Ryan Larrobino, laughing, crying, holding his helmet on his head with one hand and pointing straight up to the gray sky with the other, leaps high, comes down on home plate, and then leaps again, straight into the arms of his teammates, who bear him away in triumph. The game is over; Bangor West has won, 11-8. They are Maine’s 1989 Little League Champions.

I look toward the fence on the first-base side and see a remarkable sight: a forest of waving hands. The parents of the players have crowded against the chain-link and are reaching across the top to touch their sons. Many of the parents are also in tears. The boys all wear identical expressions of happy disbelief, and all these hands — hundreds of them, it seems — wave toward them, wanting to touch, wanting to congratulate, wanting to hug, wanting to feel.

The boys ignore them. Later, there will be touches and hugs. First, however, there is business to take care of. They line up and slap hands with the boys from York, crossing at home plate in the ritual manner. Most of the boys on both teams are crying now,- some so hard they can barely walk.

Then, in the instant before the Bangor boys go to the fence, where all those hands are still waving, they surround their coaches and pummel them and each other in joyful triumph. They have held on to win their tournament — Ryan and Matt, Owen and Arthur, Mike and Roger Fisher, finder of four-leaf clovers. At this moment they are cheering each other, and everything else will just have to wait. Then they break for the fence, going toward their crying, cheering, laughing parents, and the world begins to turn in its ordinary course once again.

‘How long are we gonna keep on playing, Coach?’ J. J. Fiddler asked Neil Waterman after Bangor clinched the division against Machias.

‘JJ.,’ Neil replied, ‘we’re gonna play until someone makes us stop.’

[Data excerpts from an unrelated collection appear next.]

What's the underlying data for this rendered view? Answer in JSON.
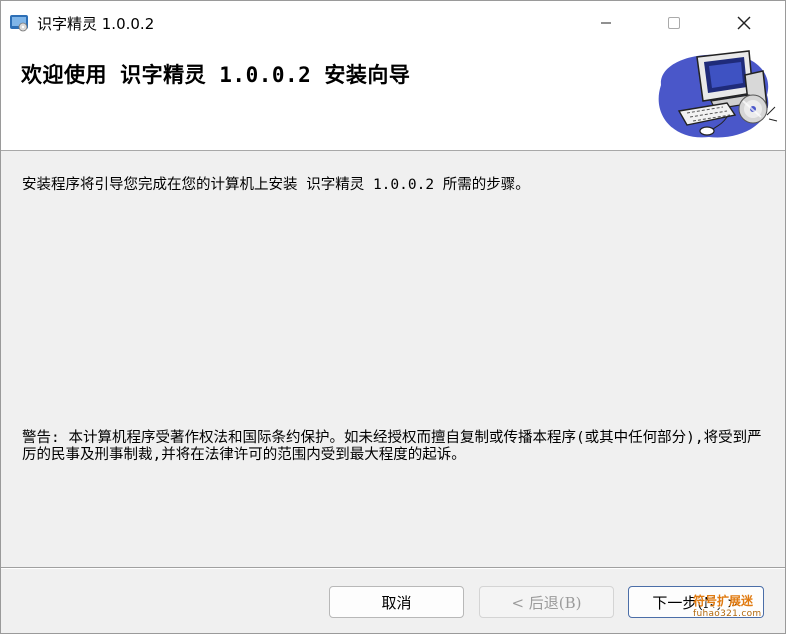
{
  "window": {
    "title": "识字精灵 1.0.0.2",
    "app_icon": "installer-icon",
    "controls": {
      "minimize_icon": "minimize-icon",
      "maximize_icon": "maximize-icon",
      "close_icon": "close-icon"
    }
  },
  "header": {
    "title": "欢迎使用 识字精灵 1.0.0.2 安装向导",
    "art_icon": "computer-installer-icon"
  },
  "body": {
    "intro": "安装程序将引导您完成在您的计算机上安装 识字精灵 1.0.0.2 所需的步骤。",
    "warning": "警告: 本计算机程序受著作权法和国际条约保护。如未经授权而擅自复制或传播本程序(或其中任何部分),将受到严厉的民事及刑事制裁,并将在法律许可的范围内受到最大程度的起诉。"
  },
  "buttons": {
    "cancel": "取消",
    "back": "< 后退(B)",
    "next": "下一步(N) >"
  },
  "watermark": {
    "text": "符号扩展迷",
    "url": "fuhao321.com"
  },
  "colors": {
    "window_bg": "#f0f0f0",
    "header_bg": "#ffffff",
    "default_button_border": "#4b6ea8",
    "disabled_text": "#9b9b9b"
  }
}
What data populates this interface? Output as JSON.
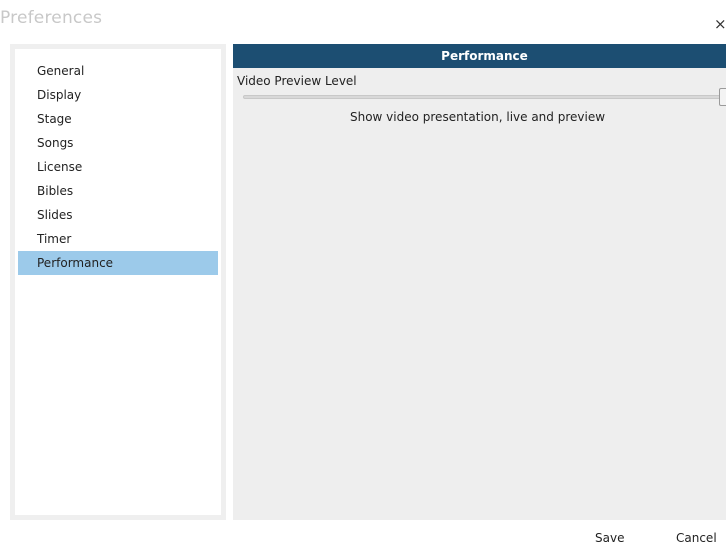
{
  "window": {
    "title": "Preferences",
    "close_glyph": "×"
  },
  "sidebar": {
    "items": [
      {
        "label": "General"
      },
      {
        "label": "Display"
      },
      {
        "label": "Stage"
      },
      {
        "label": "Songs"
      },
      {
        "label": "License"
      },
      {
        "label": "Bibles"
      },
      {
        "label": "Slides"
      },
      {
        "label": "Timer"
      },
      {
        "label": "Performance"
      }
    ],
    "selected": "Performance"
  },
  "panel": {
    "title": "Performance",
    "setting_label": "Video Preview Level",
    "slider_value": 1.0,
    "slider_caption": "Show video presentation, live and preview"
  },
  "footer": {
    "save_label": "Save",
    "cancel_label": "Cancel"
  },
  "colors": {
    "header_bg": "#1c4e72",
    "selected_bg": "#9ccaea",
    "panel_bg": "#eeeeee",
    "title_text": "#c8c8c8"
  },
  "icons": {
    "close": "close-icon"
  }
}
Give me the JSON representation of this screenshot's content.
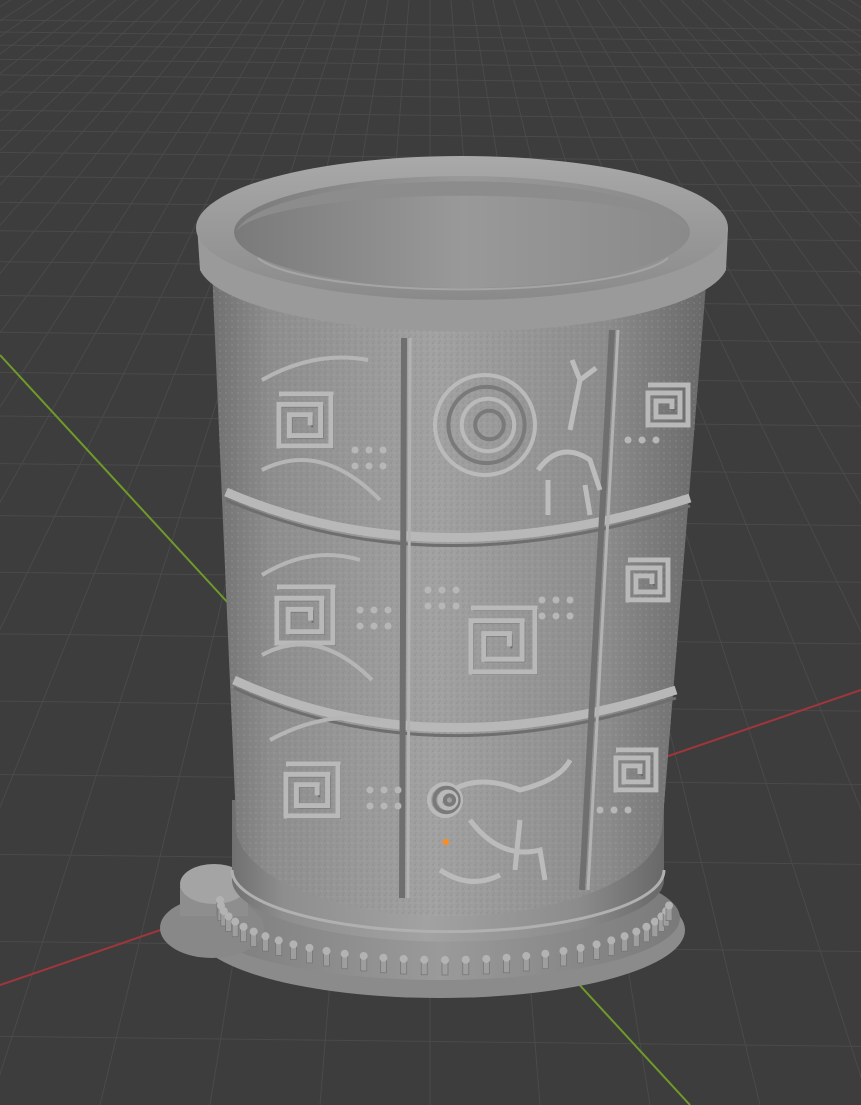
{
  "app": {
    "view": "3d-viewport",
    "shading_mode": "solid"
  },
  "viewport": {
    "background_color": "#3d3d3d",
    "grid": {
      "visible": true,
      "line_color": "#4a4a4a"
    },
    "axes": {
      "x_axis_color": "#a0363c",
      "y_axis_color": "#6f9a2a"
    },
    "origin_marker_color": "#ff8c1a"
  },
  "object": {
    "kind": "cylindrical-vessel",
    "surface_color": "#8f8f8f",
    "panel_motifs": [
      "spiral-square",
      "spiral-circle-with-deer",
      "spiral-square",
      "spiral-square",
      "dragon-figure",
      "spiral-square"
    ]
  }
}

The team that finally made Bangor West stop was Westfield, Massachusetts. Bangor West played them in the second round of the Eastern Regional Little League Championship, at Bristol, Connecticut, on August 15th, 1989. Matt Kinney pitched for Bangor West and threw the game of his life, striking out nine, walking five (one intentional), and giving up only three hits. Bangor West, however, got only one hit off Westfield pitcher Tim Laurita, and that one belonged, predictably enough, to Ryan Larrobino. The final score was 2-1, Westfield. Credit Bangor’s one RBI in the game to King, on a bases-loaded walk. Credit the game-winning RBI to Laurita, also on a bases-loaded walk. It was a hell of a game, a purist’s game, but it couldn’t match the one against York.